Byteland had not always been a democratic country. There were also black pages in its book of history. One lovely day general Bytel − commander of the junta which had power over Byteland −− decided to finish the long−lasting time of war and released imprisoned activists of the opposition. However, he had no intention to let the leader Bytesar free. He decided to chain him to the wall with the bytish chain. It consists of joined rings and the bar fixed to the wall. Although the rings are not joined with the bar, it is hard to take them off.

'General, why have you chained me to the prison walls and did not let rejoice at freedom!' cried Bytesar. 'But Bytesar, you are not chained at all, and I am certain you are able to take off the rings from the bar by yourself.' perfidiously answered general Bytel, and he added 'But deal with that before a clock strikes the cyber hour and do not make a noise at night, otherwise I will be forced to call Civil Cyber Police.' Help Bytesar!

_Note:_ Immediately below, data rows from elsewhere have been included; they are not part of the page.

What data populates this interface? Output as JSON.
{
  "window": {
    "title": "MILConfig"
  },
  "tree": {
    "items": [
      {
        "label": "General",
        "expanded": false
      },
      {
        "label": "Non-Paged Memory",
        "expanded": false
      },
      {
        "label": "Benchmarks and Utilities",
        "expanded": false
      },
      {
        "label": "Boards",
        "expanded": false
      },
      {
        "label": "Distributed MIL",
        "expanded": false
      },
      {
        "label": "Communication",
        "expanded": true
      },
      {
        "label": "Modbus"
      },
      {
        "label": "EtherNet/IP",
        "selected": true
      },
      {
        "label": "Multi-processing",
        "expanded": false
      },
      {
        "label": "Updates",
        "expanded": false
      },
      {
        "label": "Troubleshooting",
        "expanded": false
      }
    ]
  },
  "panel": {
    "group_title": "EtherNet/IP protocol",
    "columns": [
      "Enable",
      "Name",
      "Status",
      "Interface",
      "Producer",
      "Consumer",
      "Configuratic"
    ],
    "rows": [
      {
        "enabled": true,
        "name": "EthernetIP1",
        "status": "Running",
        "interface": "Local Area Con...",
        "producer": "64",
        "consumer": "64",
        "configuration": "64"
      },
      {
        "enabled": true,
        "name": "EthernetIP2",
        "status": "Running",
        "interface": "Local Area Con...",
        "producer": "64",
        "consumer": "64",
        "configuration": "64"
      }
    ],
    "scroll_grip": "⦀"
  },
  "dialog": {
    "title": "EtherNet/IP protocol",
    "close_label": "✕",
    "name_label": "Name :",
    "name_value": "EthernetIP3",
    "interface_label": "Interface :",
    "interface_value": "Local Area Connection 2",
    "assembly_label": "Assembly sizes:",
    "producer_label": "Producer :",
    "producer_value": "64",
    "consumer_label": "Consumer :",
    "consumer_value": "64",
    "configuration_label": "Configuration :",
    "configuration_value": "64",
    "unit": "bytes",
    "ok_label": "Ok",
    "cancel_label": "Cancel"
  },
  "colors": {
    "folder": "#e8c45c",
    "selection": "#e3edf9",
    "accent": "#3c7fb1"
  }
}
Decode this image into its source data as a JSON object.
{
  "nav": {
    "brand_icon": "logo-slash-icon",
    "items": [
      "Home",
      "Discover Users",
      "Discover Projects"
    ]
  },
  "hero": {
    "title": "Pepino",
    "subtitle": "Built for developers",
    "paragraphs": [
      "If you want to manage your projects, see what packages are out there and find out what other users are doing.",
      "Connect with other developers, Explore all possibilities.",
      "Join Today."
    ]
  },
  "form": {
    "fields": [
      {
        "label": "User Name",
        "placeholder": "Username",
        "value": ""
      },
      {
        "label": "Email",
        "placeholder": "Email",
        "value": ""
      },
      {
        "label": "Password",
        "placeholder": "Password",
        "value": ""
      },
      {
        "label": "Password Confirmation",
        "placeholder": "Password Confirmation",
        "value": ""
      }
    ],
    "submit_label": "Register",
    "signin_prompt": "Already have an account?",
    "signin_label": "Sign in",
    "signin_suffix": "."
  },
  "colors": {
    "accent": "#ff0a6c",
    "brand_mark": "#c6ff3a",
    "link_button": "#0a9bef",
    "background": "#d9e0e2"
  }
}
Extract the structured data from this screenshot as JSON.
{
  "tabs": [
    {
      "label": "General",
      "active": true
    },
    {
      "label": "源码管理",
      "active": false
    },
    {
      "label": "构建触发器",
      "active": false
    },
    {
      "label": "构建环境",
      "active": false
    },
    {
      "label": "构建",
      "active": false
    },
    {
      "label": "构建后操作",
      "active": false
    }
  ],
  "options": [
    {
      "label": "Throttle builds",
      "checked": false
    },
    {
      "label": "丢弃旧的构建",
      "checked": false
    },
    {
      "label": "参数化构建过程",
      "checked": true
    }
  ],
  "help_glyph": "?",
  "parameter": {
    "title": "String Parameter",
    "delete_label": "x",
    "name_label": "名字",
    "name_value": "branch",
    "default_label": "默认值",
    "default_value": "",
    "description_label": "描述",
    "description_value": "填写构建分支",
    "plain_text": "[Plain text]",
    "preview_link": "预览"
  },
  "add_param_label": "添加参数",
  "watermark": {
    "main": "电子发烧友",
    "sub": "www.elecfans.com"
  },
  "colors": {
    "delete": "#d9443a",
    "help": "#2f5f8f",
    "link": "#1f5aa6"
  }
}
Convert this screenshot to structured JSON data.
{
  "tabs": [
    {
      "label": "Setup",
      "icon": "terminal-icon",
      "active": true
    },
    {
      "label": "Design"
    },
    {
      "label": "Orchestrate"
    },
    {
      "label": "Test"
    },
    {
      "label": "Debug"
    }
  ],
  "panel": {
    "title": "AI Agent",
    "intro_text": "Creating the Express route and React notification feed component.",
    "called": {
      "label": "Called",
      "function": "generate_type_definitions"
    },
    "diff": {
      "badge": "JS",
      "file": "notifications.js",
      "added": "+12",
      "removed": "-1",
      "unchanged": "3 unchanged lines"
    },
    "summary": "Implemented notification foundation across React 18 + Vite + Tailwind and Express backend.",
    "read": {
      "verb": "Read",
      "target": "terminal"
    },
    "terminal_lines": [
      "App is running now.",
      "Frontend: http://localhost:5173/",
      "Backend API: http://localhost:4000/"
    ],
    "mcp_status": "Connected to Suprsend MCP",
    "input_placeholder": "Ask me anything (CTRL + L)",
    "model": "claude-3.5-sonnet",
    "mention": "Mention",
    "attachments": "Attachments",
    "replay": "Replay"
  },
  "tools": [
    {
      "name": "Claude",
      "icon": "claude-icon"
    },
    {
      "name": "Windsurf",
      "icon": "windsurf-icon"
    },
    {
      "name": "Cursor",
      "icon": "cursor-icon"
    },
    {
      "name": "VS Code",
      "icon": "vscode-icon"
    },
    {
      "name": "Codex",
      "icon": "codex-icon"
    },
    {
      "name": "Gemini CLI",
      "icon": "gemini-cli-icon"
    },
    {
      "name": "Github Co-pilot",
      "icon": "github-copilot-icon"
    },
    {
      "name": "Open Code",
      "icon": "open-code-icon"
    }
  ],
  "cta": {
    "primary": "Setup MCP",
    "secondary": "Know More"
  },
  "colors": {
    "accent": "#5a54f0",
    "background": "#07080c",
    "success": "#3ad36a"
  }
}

Number the following rings of the chain with integers 1,2,...,n. We may put on and take off these rings according to the following rules: .only one ring can be put on or taken off from the bar in one move, .the ring number 1 can be always put on or taken off from the bar, .if the rings with the numbers 1,...,k−1 (for 1<= k < n) are taken off from the bar and the ring number k is put on, we can put on or take off the ring number k+1. Write a program which: .reads from std input the description of the bytish chain, .computes minimal number of moves necessary to take off all rings of the bytish chain from the bar, .writes the result to std output.

Input

In the first line of the input there is written one integer n, 1 <= n <= 1000. In the second line there are written n integers o1,o2,...,on (each of them is either 0 or 1) separated by single spaces. If oi=1, then the i−th ring is put on the bar, and if oi=0, then the i−th ring is taken off the bar.

Output

The output should contain exactly one integer equal to the minimal number of moves necessary to take off all the rings of the bytish chain from the bar.

4
1 0 1 0
6

Source

POI 2001